Les récents affrontements mortels au Sahara occidental

Maroc
Sahara occidental

Chronologie

23/12/2011Envoi question
9/2/2012Réponse

Réintroduction de : question écrite 5-3849

Question n° 5-4308 du 23 décembre 2011 : (Question posée en néerlandais)

Des incidents violents se sont déroulés ces dernières semaines dans la région du Sahara occidental occupée par le Maroc.

Le 25 septembre dernier à Dakhla, à l'issue d'un match de football, des heurts ont éclaté entre bandes de supporters d'équipes rivales, celle de Casablanca et l'équipe locale sarahouie. L'agence de presse française AFP rapporte que des activistes sarahouis se sont mêlés aux échauffourées. La police antiémeute a éprouvé des difficultés à maîtriser la foule et les affrontements se sont étendus à deux autres quartiers de la ville.
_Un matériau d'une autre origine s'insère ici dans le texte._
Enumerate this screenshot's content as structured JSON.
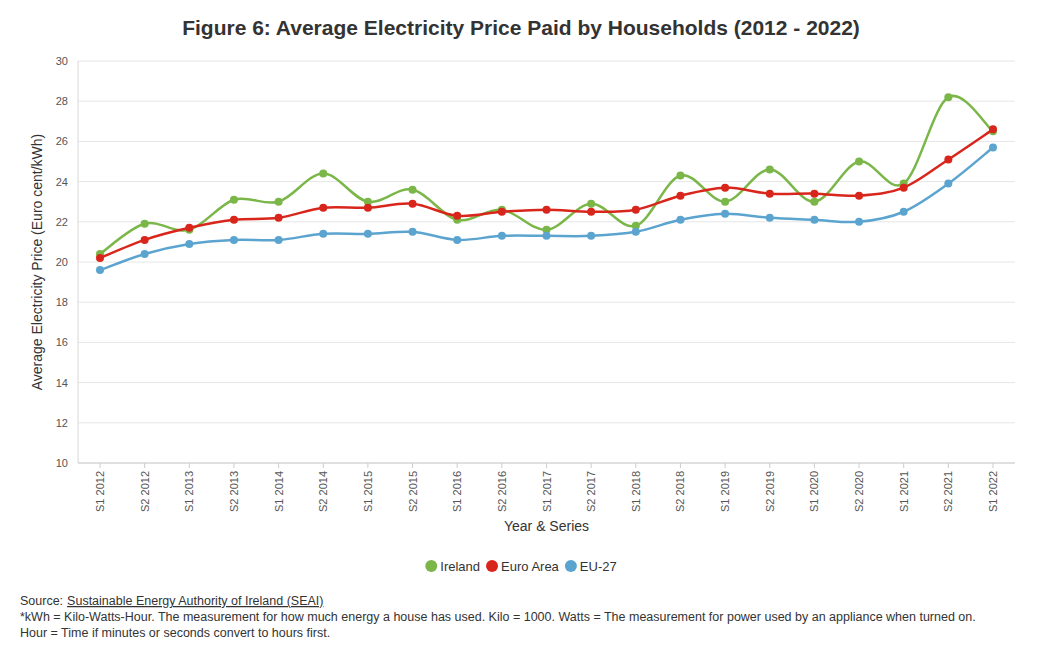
{
  "chart_data": {
    "type": "line",
    "title": "Figure 6: Average Electricity Price Paid by Households (2012 - 2022)",
    "y_label": "Average Electricity Price (Euro cent/kWh)",
    "x_label": "Year & Series",
    "categories": [
      "S1 2012",
      "S2 2012",
      "S1 2013",
      "S2 2013",
      "S1 2014",
      "S2 2014",
      "S1 2015",
      "S2 2015",
      "S1 2016",
      "S2 2016",
      "S1 2017",
      "S2 2017",
      "S1 2018",
      "S2 2018",
      "S1 2019",
      "S2 2019",
      "S1 2020",
      "S2 2020",
      "S1 2021",
      "S2 2021",
      "S1 2022"
    ],
    "series": [
      {
        "name": "Ireland",
        "color": "#7ab648",
        "marker": "circle",
        "line_style": "smooth",
        "values": [
          20.4,
          21.9,
          21.6,
          23.1,
          23.0,
          24.4,
          23.0,
          23.6,
          22.1,
          22.6,
          21.6,
          22.9,
          21.8,
          24.3,
          23.0,
          24.6,
          23.0,
          25.0,
          23.9,
          28.2,
          26.5
        ]
      },
      {
        "name": "Euro Area",
        "color": "#d9261c",
        "marker": "circle",
        "line_style": "smooth",
        "values": [
          20.2,
          21.1,
          21.7,
          22.1,
          22.2,
          22.7,
          22.7,
          22.9,
          22.3,
          22.5,
          22.6,
          22.5,
          22.6,
          23.3,
          23.7,
          23.4,
          23.4,
          23.3,
          23.7,
          25.1,
          26.6
        ]
      },
      {
        "name": "EU-27",
        "color": "#5ba4cf",
        "marker": "circle",
        "line_style": "smooth",
        "values": [
          19.6,
          20.4,
          20.9,
          21.1,
          21.1,
          21.4,
          21.4,
          21.5,
          21.1,
          21.3,
          21.3,
          21.3,
          21.5,
          22.1,
          22.4,
          22.2,
          22.1,
          22.0,
          22.5,
          23.9,
          25.7
        ]
      }
    ],
    "ylim": [
      10,
      30
    ],
    "yticks": [
      10,
      12,
      14,
      16,
      18,
      20,
      22,
      24,
      26,
      28,
      30
    ],
    "grid": true,
    "legend": "bottom",
    "source_label": "Source:",
    "source": "Sustainable Energy Authority of Ireland (SEAI)",
    "notes": [
      "*kWh = Kilo-Watts-Hour. The measurement for how much energy a house has used. Kilo = 1000. Watts = The measurement for power used by an appliance when turned on.",
      "Hour = Time if minutes or seconds convert to hours first."
    ]
  }
}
Des voitures ont été incendiées et des magasins et des habitations ont été pillés.

L'incident se solda par sept morts et vingt blessés. Parmi les morts, on dénombre entre autres deux policiers.

Le ministre marocain de l'Intérieur, Taieb Cherkaoui, a indiqué lors de sa visite à Dakhla le 26 septembre qu'une enquête judiciaire était en cours. Entre-temps, six personnes auraient déjà été mises en examen en raison de leur participation aux émeutes.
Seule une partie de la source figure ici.